The publication of the latest Consumer Price Index (CPI) in the United States triggered a sharp movement in crypto derivatives, exposing an unprecedented imbalance in XRP. Ripple's asset recorded a wave of massive liquidations, revealing a lightning repositioning of traders in the face of a possible monetary shift.

In brief
- The publication of the latest American CPI index caused a sudden movement on the crypto market.
- XRP has seen a massive imbalance in the derivatives markets, with a +1,122% spread between long and short positions.
- The phenomenon reveals a rapid repositioning of traders' expectations regarding the Fed's monetary policy.
- Technical resistance at $2.08 is becoming a strategic point to watch according to some analysts.
Asymmetric liquidations: a revealing anomaly
Following the publication of the latest inflation data in the United States, XRP suffered a massive imbalance on derivatives markets, while the crypto is a hit with institutional investors.
Analysis revealed a total liquidation of $76,450 in a single hour, with an overwhelming predominance of short positions. This phenomenon triggered an upward movement, fueled by what analysts describe as a short squeeze.
Indeed, this type of sudden activation of positions underlines that short sellers had to buy back their positions, mechanically propelling the price upwards.
Here is key data noted:
- The total amount of XRP liquidations: $76,450 in one hour;
- Liquidations of short positions: $70,180;
- Liquidations of long positions: $6,270;
- Liquidation imbalance: +1,122%.
This asymmetry is not just a technical anomaly. It reflects a brutal repositioning on the market, while the macroeconomic surprise has reversed overall sentiment. Anticipation of a change in course by the Fed acted as a catalyst, triggering massive liquidations on positions too exposed to a decline.
XRP, through its liquidity and market structure, found itself at the heart of this dynamic, becoming in a few minutes the reflection of a shift of expectation across the entire crypto derivative market.
XRP: a leading indicator of tensions in derivatives markets?
Beyond the scale of the imbalance observed, the event questions the very structure of the XRP market and the way in which certain assets react to macroeconomic signals.
Market behavior reveals an unusual concentration of speculative positions taking on Ripple's crypto in the short term, to the point that some analysts question the strength of the resistance level identified at $2.08.
The surge recorded at the time of the CPI's publication suggests low market depth and increased sensitivity to liquidity injected by rapid arbitrage. This technical zone could become a tipping point if the buyer flow maintains or intensifies.

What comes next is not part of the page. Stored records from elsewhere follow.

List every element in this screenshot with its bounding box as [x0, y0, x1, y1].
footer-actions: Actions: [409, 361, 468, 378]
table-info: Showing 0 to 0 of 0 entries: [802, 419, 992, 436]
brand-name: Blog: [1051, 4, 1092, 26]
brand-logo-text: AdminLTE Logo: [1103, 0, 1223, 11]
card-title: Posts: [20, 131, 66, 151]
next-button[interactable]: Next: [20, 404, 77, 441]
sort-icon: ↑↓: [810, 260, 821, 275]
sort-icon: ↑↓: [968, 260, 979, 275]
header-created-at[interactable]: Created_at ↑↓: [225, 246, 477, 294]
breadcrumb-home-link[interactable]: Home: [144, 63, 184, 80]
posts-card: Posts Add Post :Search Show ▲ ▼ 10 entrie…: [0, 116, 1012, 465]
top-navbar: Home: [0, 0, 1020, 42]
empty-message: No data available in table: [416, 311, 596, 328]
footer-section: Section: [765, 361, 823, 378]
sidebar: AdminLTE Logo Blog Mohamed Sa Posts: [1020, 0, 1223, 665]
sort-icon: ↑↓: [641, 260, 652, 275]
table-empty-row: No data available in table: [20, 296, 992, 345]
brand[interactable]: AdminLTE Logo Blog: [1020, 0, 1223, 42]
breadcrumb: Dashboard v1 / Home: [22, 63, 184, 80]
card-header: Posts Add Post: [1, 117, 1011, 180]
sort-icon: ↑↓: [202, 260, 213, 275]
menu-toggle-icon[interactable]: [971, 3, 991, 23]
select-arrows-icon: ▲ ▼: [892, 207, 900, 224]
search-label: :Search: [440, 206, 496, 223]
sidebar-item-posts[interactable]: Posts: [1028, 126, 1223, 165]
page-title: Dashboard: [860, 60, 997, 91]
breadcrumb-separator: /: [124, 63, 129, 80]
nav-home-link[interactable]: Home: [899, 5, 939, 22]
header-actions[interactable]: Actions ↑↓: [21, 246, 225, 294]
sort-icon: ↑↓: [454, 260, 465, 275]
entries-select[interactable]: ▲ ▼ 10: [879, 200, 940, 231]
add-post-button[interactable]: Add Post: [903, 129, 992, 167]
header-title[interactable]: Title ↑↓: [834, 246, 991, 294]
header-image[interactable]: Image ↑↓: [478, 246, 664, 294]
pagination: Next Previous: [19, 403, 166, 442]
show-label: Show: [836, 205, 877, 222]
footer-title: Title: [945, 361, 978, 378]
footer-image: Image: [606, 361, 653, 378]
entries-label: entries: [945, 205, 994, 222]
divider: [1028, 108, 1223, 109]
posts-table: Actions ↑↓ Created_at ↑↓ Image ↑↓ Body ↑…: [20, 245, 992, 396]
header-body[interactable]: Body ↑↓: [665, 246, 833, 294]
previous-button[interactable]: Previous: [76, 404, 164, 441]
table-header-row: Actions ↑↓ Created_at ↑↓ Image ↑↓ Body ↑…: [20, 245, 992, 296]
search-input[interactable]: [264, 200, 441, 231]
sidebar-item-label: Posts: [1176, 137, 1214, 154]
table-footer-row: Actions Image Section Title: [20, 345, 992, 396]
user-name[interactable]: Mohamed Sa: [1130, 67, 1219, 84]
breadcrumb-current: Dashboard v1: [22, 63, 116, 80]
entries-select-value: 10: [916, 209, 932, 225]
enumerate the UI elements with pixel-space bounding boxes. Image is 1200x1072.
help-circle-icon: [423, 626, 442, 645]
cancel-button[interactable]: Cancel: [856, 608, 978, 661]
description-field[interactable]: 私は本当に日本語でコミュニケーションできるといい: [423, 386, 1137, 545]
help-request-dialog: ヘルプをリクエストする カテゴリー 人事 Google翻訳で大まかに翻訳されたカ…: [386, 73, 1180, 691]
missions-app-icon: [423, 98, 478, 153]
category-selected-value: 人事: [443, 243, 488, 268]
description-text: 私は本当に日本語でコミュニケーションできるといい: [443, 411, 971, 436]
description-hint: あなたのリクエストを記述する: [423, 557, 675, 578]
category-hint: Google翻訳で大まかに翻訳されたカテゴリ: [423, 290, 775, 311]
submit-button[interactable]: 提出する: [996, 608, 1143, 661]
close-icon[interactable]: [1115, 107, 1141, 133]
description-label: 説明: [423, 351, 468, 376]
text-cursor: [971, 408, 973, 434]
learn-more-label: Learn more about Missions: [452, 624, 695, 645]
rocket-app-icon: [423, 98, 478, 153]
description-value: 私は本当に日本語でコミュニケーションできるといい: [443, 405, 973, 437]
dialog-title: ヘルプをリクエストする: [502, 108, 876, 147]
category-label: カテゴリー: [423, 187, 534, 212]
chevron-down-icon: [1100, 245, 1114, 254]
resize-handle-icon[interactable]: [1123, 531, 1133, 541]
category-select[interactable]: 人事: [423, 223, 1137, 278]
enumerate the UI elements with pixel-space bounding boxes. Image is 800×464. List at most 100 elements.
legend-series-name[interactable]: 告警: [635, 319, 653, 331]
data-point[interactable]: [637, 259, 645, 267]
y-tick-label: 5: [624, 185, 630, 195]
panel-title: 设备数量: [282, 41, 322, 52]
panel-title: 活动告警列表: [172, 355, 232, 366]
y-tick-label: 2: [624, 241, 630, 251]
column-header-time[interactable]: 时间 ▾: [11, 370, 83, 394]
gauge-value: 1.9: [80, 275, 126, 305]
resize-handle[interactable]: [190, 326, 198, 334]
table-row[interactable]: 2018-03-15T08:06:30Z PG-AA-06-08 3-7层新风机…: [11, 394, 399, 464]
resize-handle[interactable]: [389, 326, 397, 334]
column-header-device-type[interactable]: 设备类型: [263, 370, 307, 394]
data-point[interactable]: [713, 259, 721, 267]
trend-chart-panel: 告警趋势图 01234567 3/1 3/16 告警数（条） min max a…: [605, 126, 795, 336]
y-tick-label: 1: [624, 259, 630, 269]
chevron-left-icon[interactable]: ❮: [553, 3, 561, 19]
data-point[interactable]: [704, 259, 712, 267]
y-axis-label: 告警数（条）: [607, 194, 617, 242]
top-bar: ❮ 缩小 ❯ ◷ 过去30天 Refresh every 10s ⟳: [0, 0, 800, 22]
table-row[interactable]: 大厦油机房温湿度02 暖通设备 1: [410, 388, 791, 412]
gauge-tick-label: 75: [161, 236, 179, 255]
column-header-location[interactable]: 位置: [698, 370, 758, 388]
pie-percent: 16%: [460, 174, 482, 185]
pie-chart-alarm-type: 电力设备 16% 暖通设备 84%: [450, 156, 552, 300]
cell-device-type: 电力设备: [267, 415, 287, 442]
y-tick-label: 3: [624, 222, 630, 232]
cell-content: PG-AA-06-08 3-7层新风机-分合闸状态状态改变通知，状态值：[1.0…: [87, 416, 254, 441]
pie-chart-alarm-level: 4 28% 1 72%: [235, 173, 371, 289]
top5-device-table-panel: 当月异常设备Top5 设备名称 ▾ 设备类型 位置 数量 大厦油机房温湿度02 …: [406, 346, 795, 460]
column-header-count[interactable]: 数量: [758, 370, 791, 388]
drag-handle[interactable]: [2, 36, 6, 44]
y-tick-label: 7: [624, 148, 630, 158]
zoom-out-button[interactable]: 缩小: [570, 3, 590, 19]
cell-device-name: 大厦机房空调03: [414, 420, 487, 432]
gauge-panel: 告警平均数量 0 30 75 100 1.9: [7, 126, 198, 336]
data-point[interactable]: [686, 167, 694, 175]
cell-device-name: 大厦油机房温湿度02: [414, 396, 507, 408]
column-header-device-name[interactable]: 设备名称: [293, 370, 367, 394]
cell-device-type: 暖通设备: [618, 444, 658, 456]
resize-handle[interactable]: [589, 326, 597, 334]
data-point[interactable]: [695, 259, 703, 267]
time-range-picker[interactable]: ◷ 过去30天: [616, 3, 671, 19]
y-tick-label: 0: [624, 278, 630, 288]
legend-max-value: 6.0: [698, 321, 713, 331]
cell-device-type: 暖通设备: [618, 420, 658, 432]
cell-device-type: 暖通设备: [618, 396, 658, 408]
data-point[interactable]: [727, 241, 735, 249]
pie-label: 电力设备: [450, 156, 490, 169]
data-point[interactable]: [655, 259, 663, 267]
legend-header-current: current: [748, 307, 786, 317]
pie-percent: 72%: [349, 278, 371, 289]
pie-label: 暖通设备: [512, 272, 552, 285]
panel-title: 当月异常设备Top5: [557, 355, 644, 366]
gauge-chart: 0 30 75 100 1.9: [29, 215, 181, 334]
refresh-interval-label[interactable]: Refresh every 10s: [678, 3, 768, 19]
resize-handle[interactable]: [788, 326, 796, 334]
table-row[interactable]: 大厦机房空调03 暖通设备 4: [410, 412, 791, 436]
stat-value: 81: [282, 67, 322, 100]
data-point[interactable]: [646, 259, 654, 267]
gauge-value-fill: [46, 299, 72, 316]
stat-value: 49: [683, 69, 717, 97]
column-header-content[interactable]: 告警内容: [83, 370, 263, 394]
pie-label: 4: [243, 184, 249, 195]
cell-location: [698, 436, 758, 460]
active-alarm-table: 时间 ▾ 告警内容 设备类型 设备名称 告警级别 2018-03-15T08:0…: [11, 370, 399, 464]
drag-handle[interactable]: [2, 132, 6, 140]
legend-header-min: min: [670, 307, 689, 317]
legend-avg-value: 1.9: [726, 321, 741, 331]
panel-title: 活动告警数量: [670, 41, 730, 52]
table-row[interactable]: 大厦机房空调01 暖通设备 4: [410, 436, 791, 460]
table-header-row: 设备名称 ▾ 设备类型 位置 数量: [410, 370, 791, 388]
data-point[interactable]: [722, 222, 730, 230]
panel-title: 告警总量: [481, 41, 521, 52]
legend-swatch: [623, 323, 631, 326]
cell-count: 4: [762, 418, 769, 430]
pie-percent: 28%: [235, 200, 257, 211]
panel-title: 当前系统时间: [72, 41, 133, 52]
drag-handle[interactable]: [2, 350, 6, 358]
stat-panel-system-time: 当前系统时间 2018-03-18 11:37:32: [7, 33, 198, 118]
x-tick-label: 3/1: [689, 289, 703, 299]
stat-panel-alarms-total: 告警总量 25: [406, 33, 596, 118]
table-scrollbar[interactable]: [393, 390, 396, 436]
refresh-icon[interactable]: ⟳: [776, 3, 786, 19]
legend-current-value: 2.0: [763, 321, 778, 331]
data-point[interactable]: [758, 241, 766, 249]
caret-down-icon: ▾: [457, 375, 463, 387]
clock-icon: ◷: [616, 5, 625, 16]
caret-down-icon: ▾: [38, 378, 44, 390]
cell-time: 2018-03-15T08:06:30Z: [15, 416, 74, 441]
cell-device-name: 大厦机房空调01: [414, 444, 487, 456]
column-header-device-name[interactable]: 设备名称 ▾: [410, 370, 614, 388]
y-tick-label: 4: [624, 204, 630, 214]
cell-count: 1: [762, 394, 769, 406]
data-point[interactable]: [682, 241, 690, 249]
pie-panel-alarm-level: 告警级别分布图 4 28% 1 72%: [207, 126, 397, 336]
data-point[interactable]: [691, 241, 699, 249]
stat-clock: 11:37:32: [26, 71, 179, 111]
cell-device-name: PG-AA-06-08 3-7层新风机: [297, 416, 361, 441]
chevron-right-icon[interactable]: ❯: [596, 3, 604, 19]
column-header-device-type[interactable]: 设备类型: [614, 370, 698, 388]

The imbalance is not just a statistical anomaly. It is also revealing of the anticipations that are emerging. While the main cryptos such as bitcoin or Ethereum have also recorded liquidations, 4.72 million for BTC and 3.39 million for ETH, XRP stands out for the violence of the ratio between sellers and buyers.
This differential raises the question of the role that XRP plays in very short-term hedging or speculation strategies. By being more reactive than its counterparts, the asset shows an ability to concentrate directional bets as soon as the macroeconomic context justifies it.
XRP ETFs had already crashed before the CPI was published, signaling latent tension in the market. The macroeconomic surprise only accelerated an imbalance already in formation. This new episode shows how crypto assets, even among the most established, remain vulnerable to variations in sentiment and sudden adjustments in derivative flows.